1. Field of the Invention
This invention relates to a recorded message audio delivery system for use by an individual listener.
2. Background of the Invention
The presentation of tourist and/or other exhibitions has always been a problem. Visitors to exhibitions of any type require information concerning the exhibits. Such information may be provided by guide books, by written notices attached to each exhibit, verbally by guides accompanying a conducted tour, verbally by a pre-recorded announcement either individually made from equipment carried by the visitor or centrally in the location of the exhibit. Generally verbal presentation is preferred since the visitor's visual attention may then remain wholly on the exhibits.
There have been various difficulties in making a satisfactory verbal presentation. Among these are the fact that it is difficult to provide for simultaneous presentations in different languages and that it has been necessary for visitors to follow a set route conforming to the sequencing of the presentation. This may be true whether or not a guide person gives the presentation or whether it is tape recorded.
If individually portable tape recording apparatus is carried by each visitor, the problem of language may be theoretically solved by providing the visitor with apparatus which delivers messages in the language of his choice. However, this entails the provision of a large amount of apparatus by the management of the respective exhibition to allow for appropriate choice of apparatus specific to a particular language.
While some exhibitions are highly profitable tourist attractions, a very large number are cultural museums ("museums" is used here in its widest sense to mean any place of study including buildings, display grounds, gardens, battlefields or parts thereof, in which are preserved or exhibited objects of permanent interest). Often such museums are run by charitable organizations or on low budget government funding. In neither case is a large amount of money usually available for investment in large quantities of expensive apparatus.
With the expansion of the tourist industry, some exhibitions have been using individually portable message announcing systems which are operated to remotely from transmitters in each of several regions through which a visitor passes. The transmitters may transmit, for example, on the AM broadcast band of frequency or on the infrared wave band. Such devices have improved the form of presentation somewhat in that visitors may proceed through the exhibition of their own speed and, to an extent, may choose their route. However, it is still not possible for them to choose to hear specific information about a particular exhibit, nor is it possible to program different language versions of a tour alternately on the same device. Thus, in at least some of these systems, the user is not able to choose the desired message, and the number of messages per area is typically limited to one which covers the entire area including multiple exhibits. Such message may be too long for the convenience of the user or may lack detail.
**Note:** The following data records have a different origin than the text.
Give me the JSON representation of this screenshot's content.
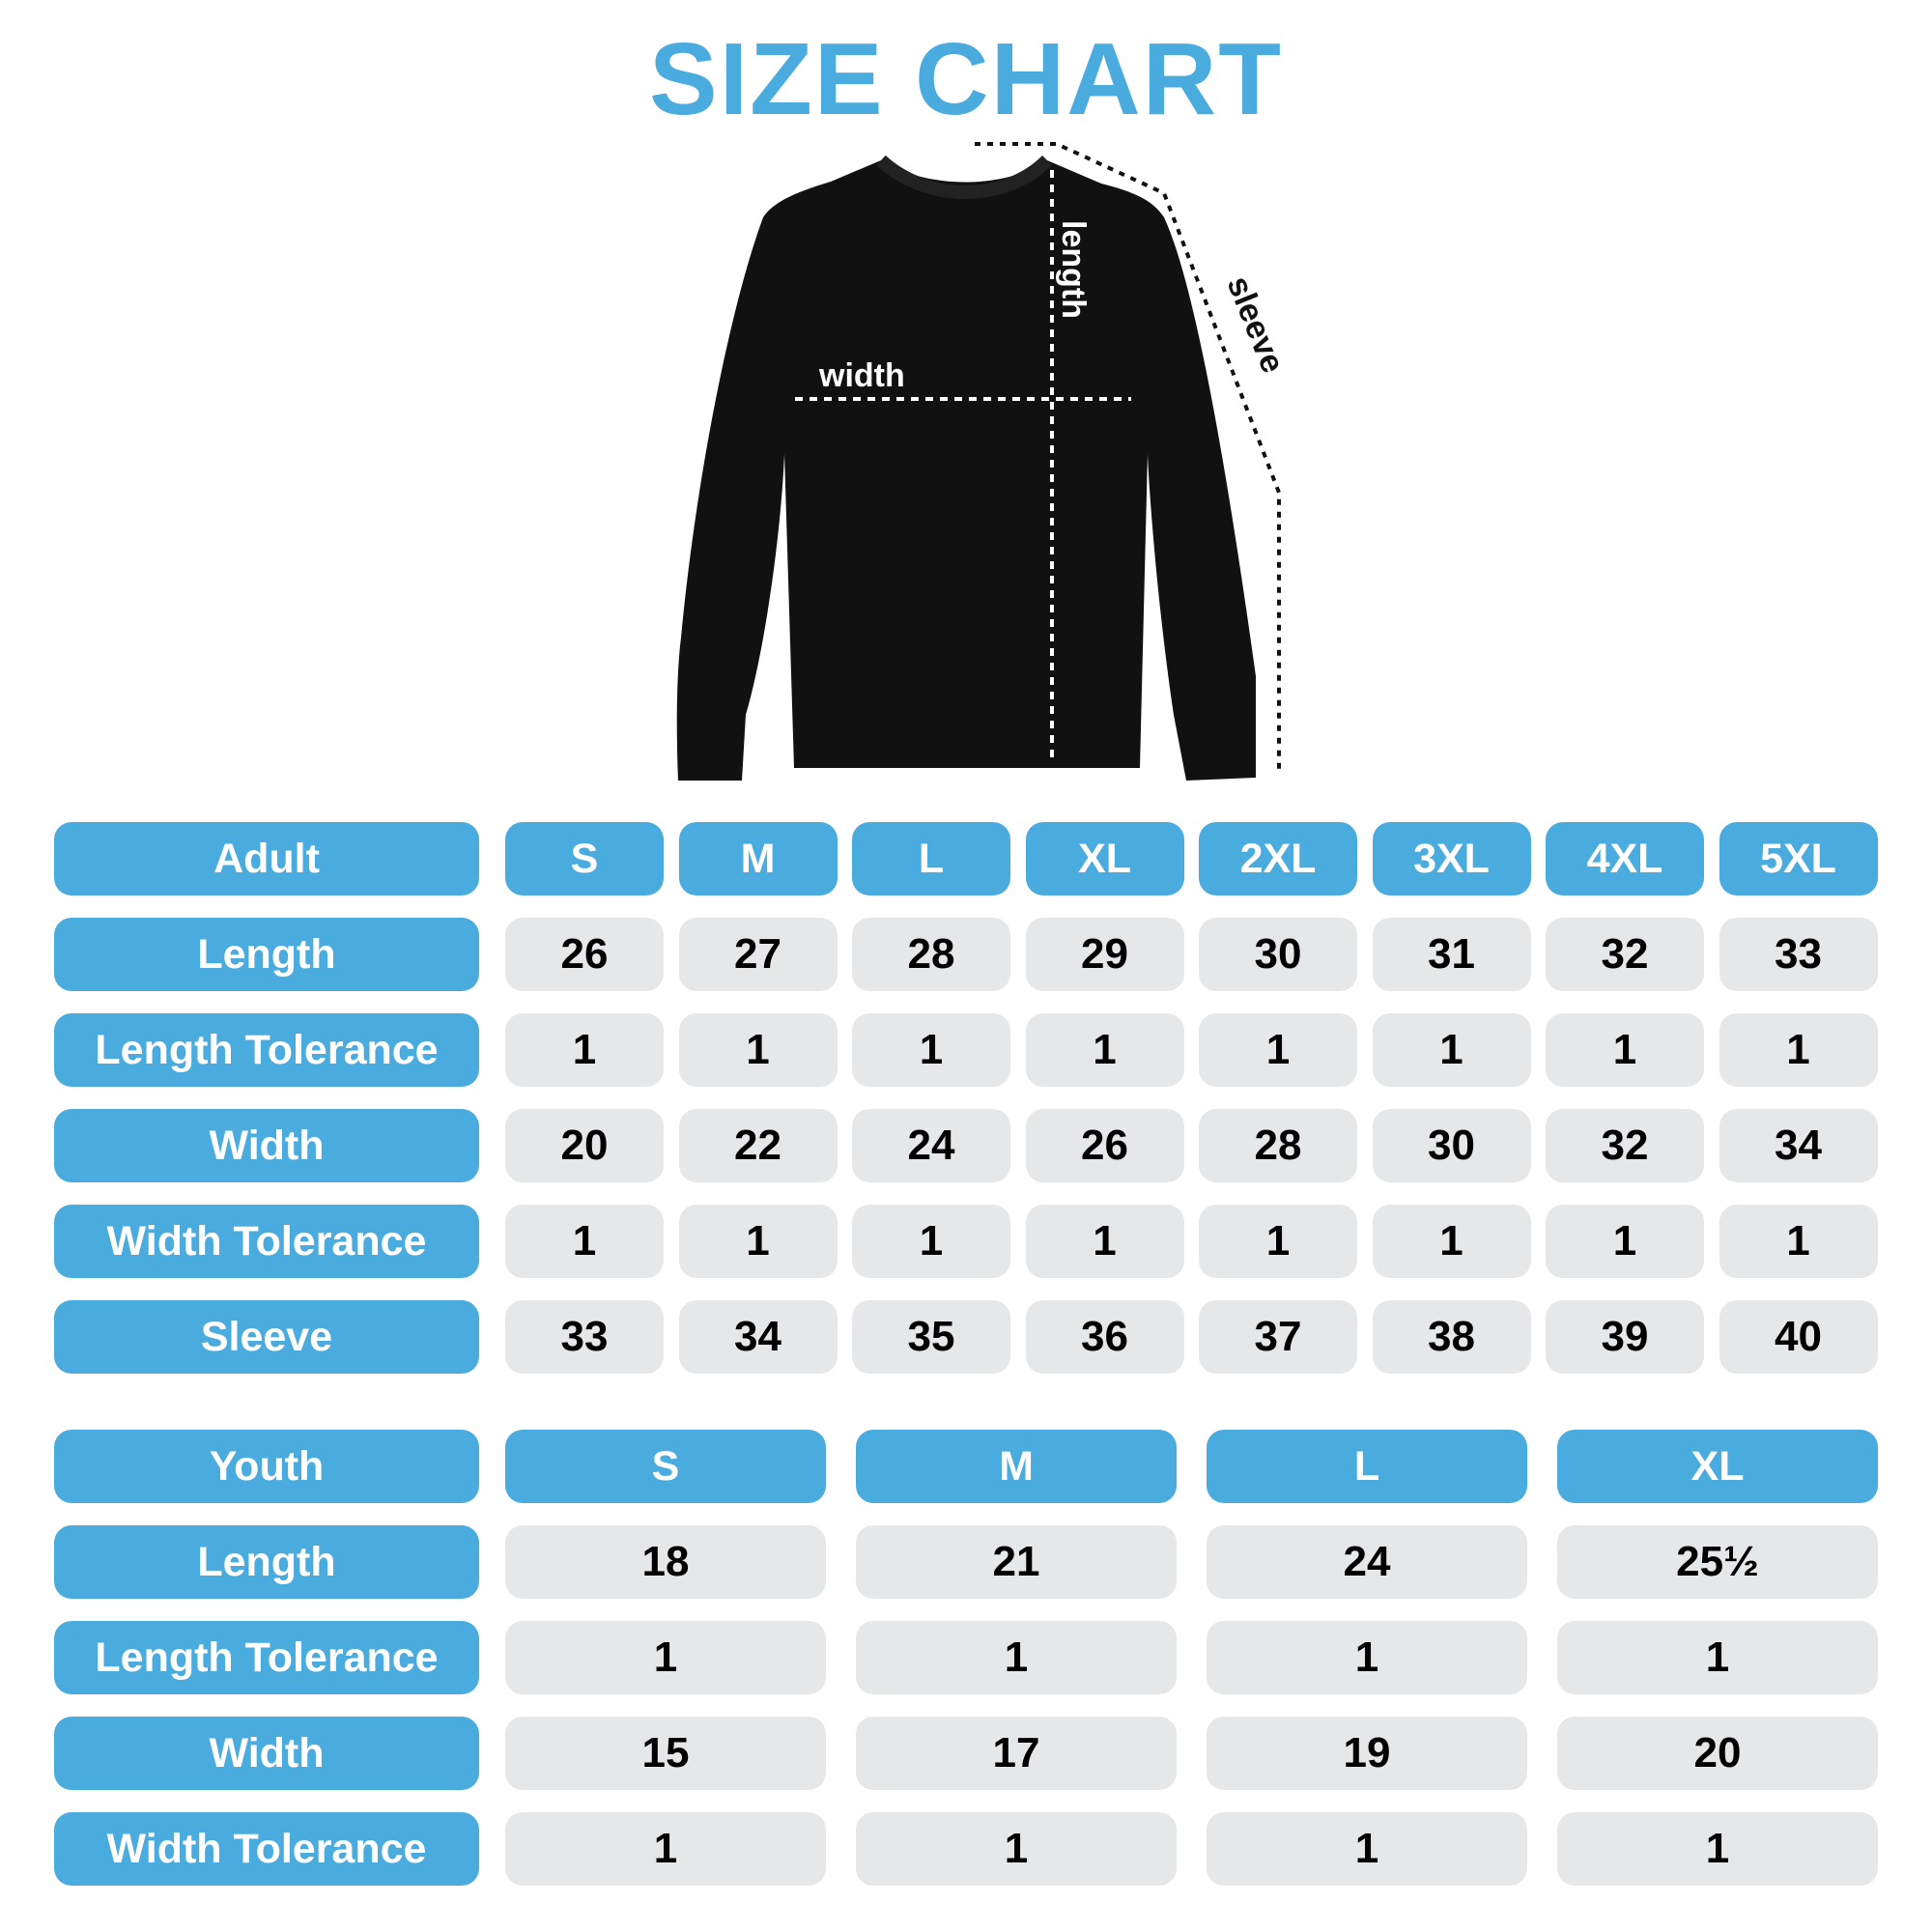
{
  "title": "SIZE CHART",
  "diagram": {
    "width_label": "width",
    "length_label": "length",
    "sleeve_label": "sleeve"
  },
  "colors": {
    "accent": "#4aabde",
    "cell": "#e6e7e9",
    "garment": "#111111"
  },
  "adult": {
    "header": "Adult",
    "sizes": [
      "S",
      "M",
      "L",
      "XL",
      "2XL",
      "3XL",
      "4XL",
      "5XL"
    ],
    "rows": [
      {
        "label": "Length",
        "values": [
          "26",
          "27",
          "28",
          "29",
          "30",
          "31",
          "32",
          "33"
        ]
      },
      {
        "label": "Length Tolerance",
        "values": [
          "1",
          "1",
          "1",
          "1",
          "1",
          "1",
          "1",
          "1"
        ]
      },
      {
        "label": "Width",
        "values": [
          "20",
          "22",
          "24",
          "26",
          "28",
          "30",
          "32",
          "34"
        ]
      },
      {
        "label": "Width Tolerance",
        "values": [
          "1",
          "1",
          "1",
          "1",
          "1",
          "1",
          "1",
          "1"
        ]
      },
      {
        "label": "Sleeve",
        "values": [
          "33",
          "34",
          "35",
          "36",
          "37",
          "38",
          "39",
          "40"
        ]
      }
    ]
  },
  "youth": {
    "header": "Youth",
    "sizes": [
      "S",
      "M",
      "L",
      "XL"
    ],
    "rows": [
      {
        "label": "Length",
        "values": [
          "18",
          "21",
          "24",
          "25½"
        ]
      },
      {
        "label": "Length Tolerance",
        "values": [
          "1",
          "1",
          "1",
          "1"
        ]
      },
      {
        "label": "Width",
        "values": [
          "15",
          "17",
          "19",
          "20"
        ]
      },
      {
        "label": "Width Tolerance",
        "values": [
          "1",
          "1",
          "1",
          "1"
        ]
      }
    ]
  }
}
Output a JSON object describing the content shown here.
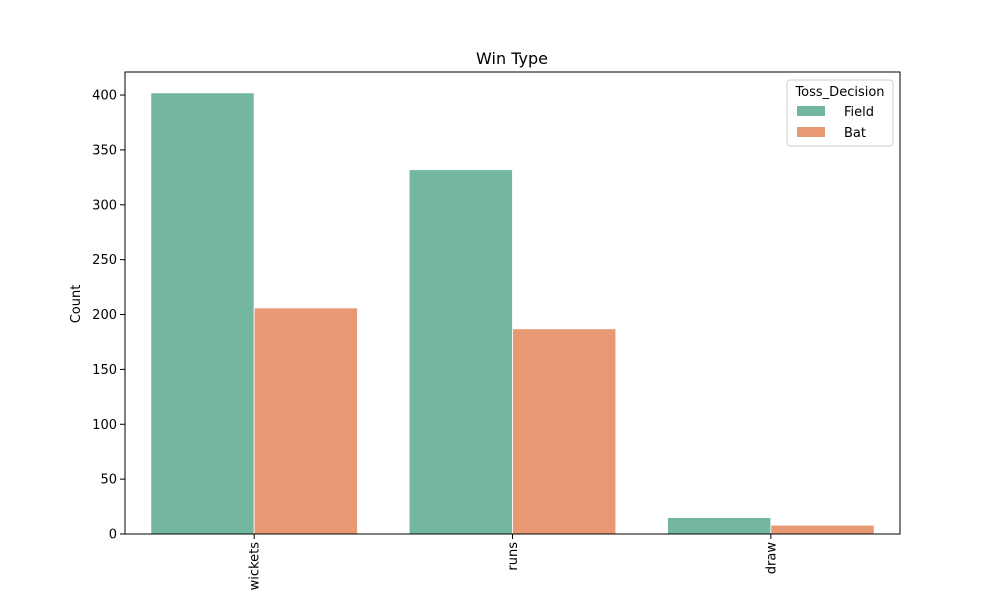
{
  "chart_data": {
    "type": "bar",
    "title": "Win Type",
    "xlabel": "",
    "ylabel": "Count",
    "categories": [
      "wickets",
      "runs",
      "draw"
    ],
    "series": [
      {
        "name": "Field",
        "values": [
          402,
          332,
          15
        ],
        "color": "#73b7a1"
      },
      {
        "name": "Bat",
        "values": [
          206,
          187,
          8
        ],
        "color": "#e99874"
      }
    ],
    "ylim": [
      0,
      421
    ],
    "yticks": [
      0,
      50,
      100,
      150,
      200,
      250,
      300,
      350,
      400
    ],
    "grid": false,
    "legend": {
      "title": "Toss_Decision",
      "placement": "top-right"
    },
    "x_tick_rotation": "vertical"
  }
}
Although it has not been possible for a listener to choose to hear any one message in the language of his pre-selected choice, at least one attempt has been made directed towards solving this problem. Such attempt is believed to have involved the use of radio frequency bands normally reserved for use by the hearing impaired. The use of such bands, as with the use of any other radio wave bands used, necessarily limit the number of different frequencies utilizable for transmission of different messages from a transmitter without interference. Nevertheless, an attempt was made to provide a choice of a very few, (believed less than four) different transmission frequencies which the listener might tune. It is believed that any practical embodiment of this concept is not now available.